Drawing of standard curves
The standard products of 4.90 mg of catechin, epicatechin and protocatechuic acid were weighed and dissolved with a small amount of 80% methanol respectively, then transferred into 5 ml volumetric flasks, filled with 80% methanol to produce 0.98 mg/ml standard stock solutions. The stock solution of each standard was accurately measured and diluted with 80% methanol to prepare seven different concentrations of mixed standard solutions, of which the mass concentrations of catechin standards were 196, 98, 49, 24.5, 12.25, 6.125, 3.0625 µg/ml, the mass concentrations of epicatechin standards were 392, 196, 98, 49, 24. 5, 12.25, 6.125 µg/ml, and the mass concentrations of protocatechuic acid standards were 196, 98, 49, 24.5, 12.25, 6.125, 3.0625 µg/ml.

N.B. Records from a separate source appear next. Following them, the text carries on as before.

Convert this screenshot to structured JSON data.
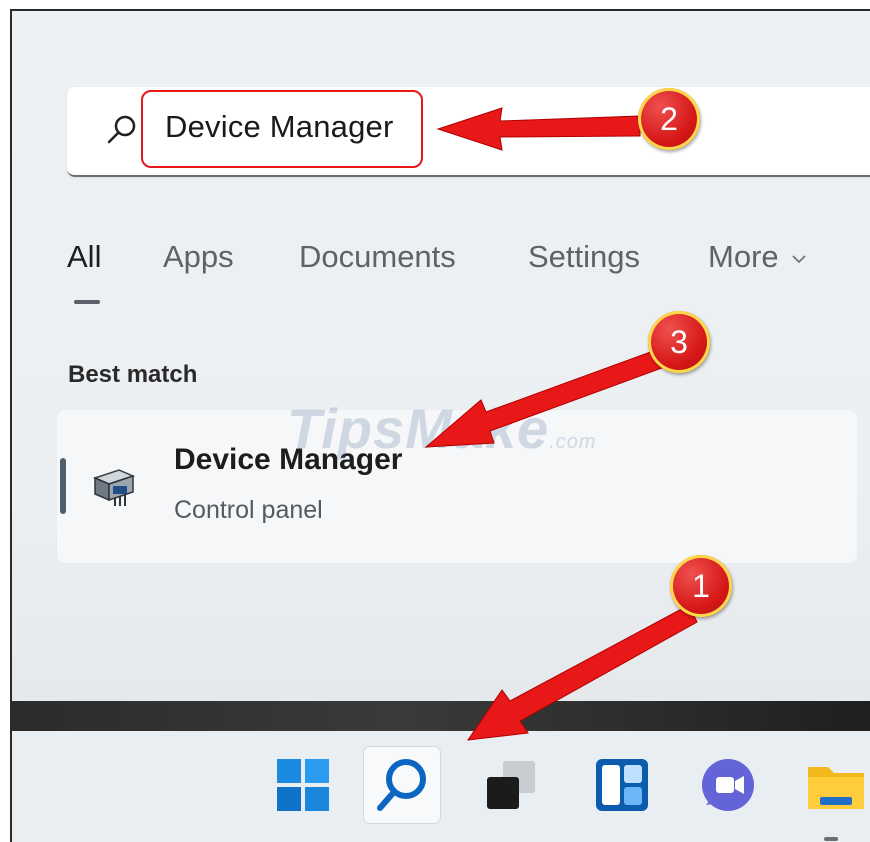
{
  "search": {
    "query": "Device Manager"
  },
  "tabs": [
    {
      "label": "All"
    },
    {
      "label": "Apps"
    },
    {
      "label": "Documents"
    },
    {
      "label": "Settings"
    },
    {
      "label": "More"
    }
  ],
  "best_match": {
    "heading": "Best match",
    "title": "Device Manager",
    "subtitle": "Control panel",
    "icon": "device-manager-icon"
  },
  "watermark": {
    "text": "TipsMake",
    "domain": ".com"
  },
  "annotations": [
    {
      "number": "1",
      "target": "taskbar search button"
    },
    {
      "number": "2",
      "target": "search box"
    },
    {
      "number": "3",
      "target": "Device Manager result"
    }
  ],
  "taskbar": {
    "items": [
      {
        "icon": "windows-start-icon"
      },
      {
        "icon": "search-icon"
      },
      {
        "icon": "task-view-icon"
      },
      {
        "icon": "widgets-icon"
      },
      {
        "icon": "teams-chat-icon"
      },
      {
        "icon": "file-explorer-icon"
      }
    ]
  },
  "colors": {
    "annotation_red": "#e81818",
    "accent_blue": "#0a66c2"
  }
}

The mixed standard solution was filtered through 0.22-µm filter and then detected according to the chromatographic conditions in 2.7.3. The standard curves were drawn with the concentration (µg/ml) as the horizontal coordinate and the peak area as the vertical coordinate, and the regression equations were calculated respectively as follows: Eq. (4) represents catechin; Eq. (5) represent epicatechin, Eq. (6) represent protocatechuic acid:
\(Y=9814.6X-8090.3 ({R}^{2}=0.999\)) (4)
$$Y=10985X-2632.8 ({R}^{2}=0.999)$$
5
$$Y=22458X-12893 ({R}^{2}=0.999)$$
6
Chromatographic conditions
Columns: Phenomenex Kinetex C18 (250 mm × 4.6 mm, 5 µm); Mobile phase: acetonitrile (A), 0.1% formic acid solution (B); Gradient elution (0 ~ 5 min, 9% ~ 11% A; 5 ~ 10 min,11% ~ 12% A; 10 ~ 30 min, 12% ~ 16% A; 30 ~ 39 min, 16% A; 39 ~ 50 min, 16% ~ 19% A); Detection wavelength: 278 nm; Flow rate: 0.7 ml/min; Column temperature: 25 ℃; Sample size: 10 µl.